Furthermore, other interesting studies highlighted that δ-TT, as well as α-TT and α-TP, exerted hepatoprotective and anti-inflammatory effects on patients with liver diseases, reducing oxidative stress involved on fibrosis, steatosis, and NAFLD [56,57,58].
In addition to this, several clinical trials have been conducted comparing the action of δ-TT and α-TF on patients with NAFLD and steatosis. Both compounds have proven effective in reducing oxidative stress, insulin resistance, steatosis, despite δ-TT being more potent. Furthermore, no adverse events occurred in any patient [59,60,61].
Autophagy is the biological process by which cells eliminate molecules or their altered organelles [62]. Indeed, autophagy analysis performed in HepG2 cells, through the expression of autophagic proteins LC3 and p62, demonstrated that δ-TT induced an active autophagic flux. Our data agree with some studies that demonstrated the ability of TTs to induce autophagy in tumors [22,24].
To date, it is known that autophagy is a dual phenomenon that can induce cell death, but also survival and resistance to cytotoxic therapies [63,64].
In this study, we explored the impact of δ-TT-induced autophagy on apoptotic cell death activation in HCC. The obtained data demonstrated that by inhibiting autophagy using 3-MA, the cytotoxic and proapoptotic activity of δ-TT was significantly reduced. Likewise, genetic autophagy inhibition, through ATG-5 silencing, counteracted the antitumoral action of δ-TT.
Mitophagy is the selected autophagy through which stressed mitochondria are chosen and acquired by autophagosomes and addressed to lysosomes for their degradation. In particular, mitochondria showing marked fission and depolarization can be removed via selective autophagy [35].
Our results demonstrated that δ-TT-induced autophagy was selective for mitochondria and that mitophagy activation led dysfunctional mitochondria within autophagolysosomes to produce a massive degradation of mitochondria. This observation is supported by the decrease in mitochondrial TOM-20 expression after δ-TT treatment and the reversion of this event by genetic inhibition of autophagy.
Many studies highlighted that mitochondria are essential for the viability of cancer cells and that the impairment of oxidative phosphorylation can reduce the survival of tumor cells [65,66]. The HCC cells are highly dependent on elevated levels of glycolysis; however, the metastatic potential of advanced HCC depends on mitochondrial respiration [67]. Indeed, an excessive mitophagy can cause the loss of functional mitochondria resulting in insufficient cellular energy and cell death. Overall, our data demonstrate that mitochondrial degradation via autophagy could represent a crucial event for the cytotoxic action of δ-TT in HepG2 cells.

5. Conclusions

In conclusion, we demonstrated, for the first time, that δ-TT exerts its anticancer activity through the promotion of autophagy, leading to a massive removal of dysfunctional mitochondria and inducing cell death.
The ability of δ-TT to play a hepato-protective role, and at the same time, to act as an antitumoral compound, suggests that it can represent a therapeutic opportunity for patients with advanced HCC with concomitant alterations of liver parenchyma in whom drugs with high toxicity are not recommended.

Supplementary Materials

The following supporting information can be downloaded at https://www.mdpi.com/article/10.3390/cancers16152654/s1, Supplementary Figure S1: δ-TT exerts a time dependent antitumoral effect in HepG2; File S1: the original Western blot figures.

Author Contributions

Conceptualization, M.M.M., M.R. and R.M.M.; methodology, M.M.M., P.S. and C.M.; formal analysis, M.M.M. and R.M.M.; investigation, M.M.M., P.S. and C.M.; writing—original draft preparation, M.R. and R.M.M.; writing—review and editing, M.M.M., M.R. and R.M.M. All authors have read and agreed to the published version of the manuscript.

Funding

This research received no external funding.

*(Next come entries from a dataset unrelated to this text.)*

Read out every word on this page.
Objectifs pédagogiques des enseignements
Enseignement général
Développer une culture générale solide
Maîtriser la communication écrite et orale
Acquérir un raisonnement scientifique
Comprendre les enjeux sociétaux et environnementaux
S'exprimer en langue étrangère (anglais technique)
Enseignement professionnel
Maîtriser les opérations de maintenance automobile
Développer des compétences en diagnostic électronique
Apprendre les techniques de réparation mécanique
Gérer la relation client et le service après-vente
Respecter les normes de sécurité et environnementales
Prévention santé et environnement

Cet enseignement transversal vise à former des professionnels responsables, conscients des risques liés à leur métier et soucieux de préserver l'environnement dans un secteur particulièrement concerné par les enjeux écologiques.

Institutional Review Board Statement

Not applicable.

Informed Consent Statement

Not applicable.

Data Availability Statement

The data presented in this study are available on request from the corresponding author.

Acknowledgments

We thank Giangiacomo Beretta for providing us the purified δ-TT.

Conflicts of Interest

The authors declare no conflicts of interest.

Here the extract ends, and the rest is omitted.